Frustration over the factions waging Syria's civil war has led the United States to abandon "non-lethal" aid to the country's myriad rebel groups. The decision came after an Islamist group broke into the warehouse that all the groups are supposed to draw from.

Hundreds of thousands of Syrian refugees, meanwhile, are suffering under the frightening cold of an especially inhospitable winter that's begun dumping all kinds of snow on their meager camps.

The sign language interpreter at Nelson Mandela's memorial service has been accused of fakery. But the man has told reporters he really is an interpreter, but that the moment on the world stage triggered his schizophrenia and that he was hearing voices and trying to do the best job he could to stay in control.

Trayvon Martin's legally approved killer, George Zimmerman, won't face any domestic violence charges after his girlfriend took back what she said about him menacing her with a gun.
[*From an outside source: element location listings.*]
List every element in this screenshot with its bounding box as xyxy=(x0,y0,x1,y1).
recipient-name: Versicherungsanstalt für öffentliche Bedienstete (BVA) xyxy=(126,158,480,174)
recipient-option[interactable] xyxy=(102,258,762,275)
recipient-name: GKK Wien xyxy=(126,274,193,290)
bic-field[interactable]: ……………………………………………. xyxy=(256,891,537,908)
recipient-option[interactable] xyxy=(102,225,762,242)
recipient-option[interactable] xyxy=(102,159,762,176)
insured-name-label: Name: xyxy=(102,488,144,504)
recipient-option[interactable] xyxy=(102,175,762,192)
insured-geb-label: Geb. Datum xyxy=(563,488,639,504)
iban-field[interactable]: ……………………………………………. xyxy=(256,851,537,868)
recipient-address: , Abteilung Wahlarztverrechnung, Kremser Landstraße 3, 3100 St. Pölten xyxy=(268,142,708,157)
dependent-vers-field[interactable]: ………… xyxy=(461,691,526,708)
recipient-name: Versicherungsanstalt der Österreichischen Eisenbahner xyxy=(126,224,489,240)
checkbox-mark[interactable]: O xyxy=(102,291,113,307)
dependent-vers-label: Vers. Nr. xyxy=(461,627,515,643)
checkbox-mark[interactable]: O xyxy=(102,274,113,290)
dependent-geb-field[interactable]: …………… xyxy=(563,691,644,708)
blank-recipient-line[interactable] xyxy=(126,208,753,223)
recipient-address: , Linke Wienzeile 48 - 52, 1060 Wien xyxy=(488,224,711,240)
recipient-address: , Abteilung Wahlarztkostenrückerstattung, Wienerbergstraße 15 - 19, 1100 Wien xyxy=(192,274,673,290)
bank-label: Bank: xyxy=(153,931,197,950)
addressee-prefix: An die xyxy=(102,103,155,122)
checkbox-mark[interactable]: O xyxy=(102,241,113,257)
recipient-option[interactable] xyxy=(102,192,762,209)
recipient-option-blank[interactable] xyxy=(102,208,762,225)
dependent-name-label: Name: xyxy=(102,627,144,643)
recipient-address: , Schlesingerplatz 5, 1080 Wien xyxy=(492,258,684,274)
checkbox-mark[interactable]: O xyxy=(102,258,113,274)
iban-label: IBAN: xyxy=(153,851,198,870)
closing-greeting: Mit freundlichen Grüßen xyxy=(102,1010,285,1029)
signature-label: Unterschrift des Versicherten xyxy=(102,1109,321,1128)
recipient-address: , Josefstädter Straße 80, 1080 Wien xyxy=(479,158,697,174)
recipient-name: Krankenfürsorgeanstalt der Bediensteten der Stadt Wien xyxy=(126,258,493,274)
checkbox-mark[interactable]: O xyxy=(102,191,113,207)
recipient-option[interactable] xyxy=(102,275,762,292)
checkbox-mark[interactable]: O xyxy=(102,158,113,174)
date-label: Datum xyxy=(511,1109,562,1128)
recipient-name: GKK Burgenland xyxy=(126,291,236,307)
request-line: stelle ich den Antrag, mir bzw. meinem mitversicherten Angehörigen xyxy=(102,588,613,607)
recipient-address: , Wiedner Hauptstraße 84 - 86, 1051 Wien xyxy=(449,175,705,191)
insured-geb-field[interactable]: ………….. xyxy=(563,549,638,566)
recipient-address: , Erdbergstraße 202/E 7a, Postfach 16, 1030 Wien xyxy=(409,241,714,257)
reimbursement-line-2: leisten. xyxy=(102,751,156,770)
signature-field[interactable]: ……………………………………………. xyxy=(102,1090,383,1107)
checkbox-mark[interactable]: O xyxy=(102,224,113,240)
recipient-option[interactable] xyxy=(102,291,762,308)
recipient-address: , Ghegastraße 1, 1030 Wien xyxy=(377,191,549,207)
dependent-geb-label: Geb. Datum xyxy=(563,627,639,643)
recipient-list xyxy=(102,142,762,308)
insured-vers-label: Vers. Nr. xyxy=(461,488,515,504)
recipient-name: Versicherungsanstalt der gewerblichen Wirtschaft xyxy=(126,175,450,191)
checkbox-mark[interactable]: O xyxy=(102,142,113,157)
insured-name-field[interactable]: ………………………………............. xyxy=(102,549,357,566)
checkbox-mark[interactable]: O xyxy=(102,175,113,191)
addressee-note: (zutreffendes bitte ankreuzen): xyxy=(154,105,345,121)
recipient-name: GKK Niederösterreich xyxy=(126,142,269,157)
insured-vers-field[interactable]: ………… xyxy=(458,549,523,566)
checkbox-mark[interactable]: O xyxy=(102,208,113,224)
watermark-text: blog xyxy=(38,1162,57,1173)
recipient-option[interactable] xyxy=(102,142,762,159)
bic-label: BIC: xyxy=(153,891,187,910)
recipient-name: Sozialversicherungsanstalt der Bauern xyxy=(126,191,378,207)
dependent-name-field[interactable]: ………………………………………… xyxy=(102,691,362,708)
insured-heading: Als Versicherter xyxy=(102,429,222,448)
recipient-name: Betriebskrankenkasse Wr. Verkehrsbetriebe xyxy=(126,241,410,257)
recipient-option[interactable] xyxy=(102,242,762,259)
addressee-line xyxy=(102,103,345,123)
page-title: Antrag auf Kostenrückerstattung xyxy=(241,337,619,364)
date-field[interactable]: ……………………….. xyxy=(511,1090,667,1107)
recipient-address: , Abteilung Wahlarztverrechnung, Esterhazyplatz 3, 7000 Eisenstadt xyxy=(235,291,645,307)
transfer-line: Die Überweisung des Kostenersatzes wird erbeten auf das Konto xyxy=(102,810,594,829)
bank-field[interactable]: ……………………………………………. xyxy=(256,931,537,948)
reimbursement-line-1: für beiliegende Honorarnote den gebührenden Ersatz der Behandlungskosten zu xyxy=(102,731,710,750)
He'll now get that gun, and others, back.

A vigil yesterday marked the one-year anniversary of the mass shooting at Clackamas Town Center.

The Jesus Christ Church of Latter-day Saints ditched a ban on black priests 35 years ago, never quite explaining why it ever had the ban in the first place. It's finally admitted the plain truth: We were racists, and now we're trying not to be.

"I'M AS FUNKY AS DONNY AND MARIE." IN FAIRNESS, THEY'VE BEEN TRYING FOR SOME TIME. JIMINY CHRISTMAS AND FIDDLE-DEE-DEE.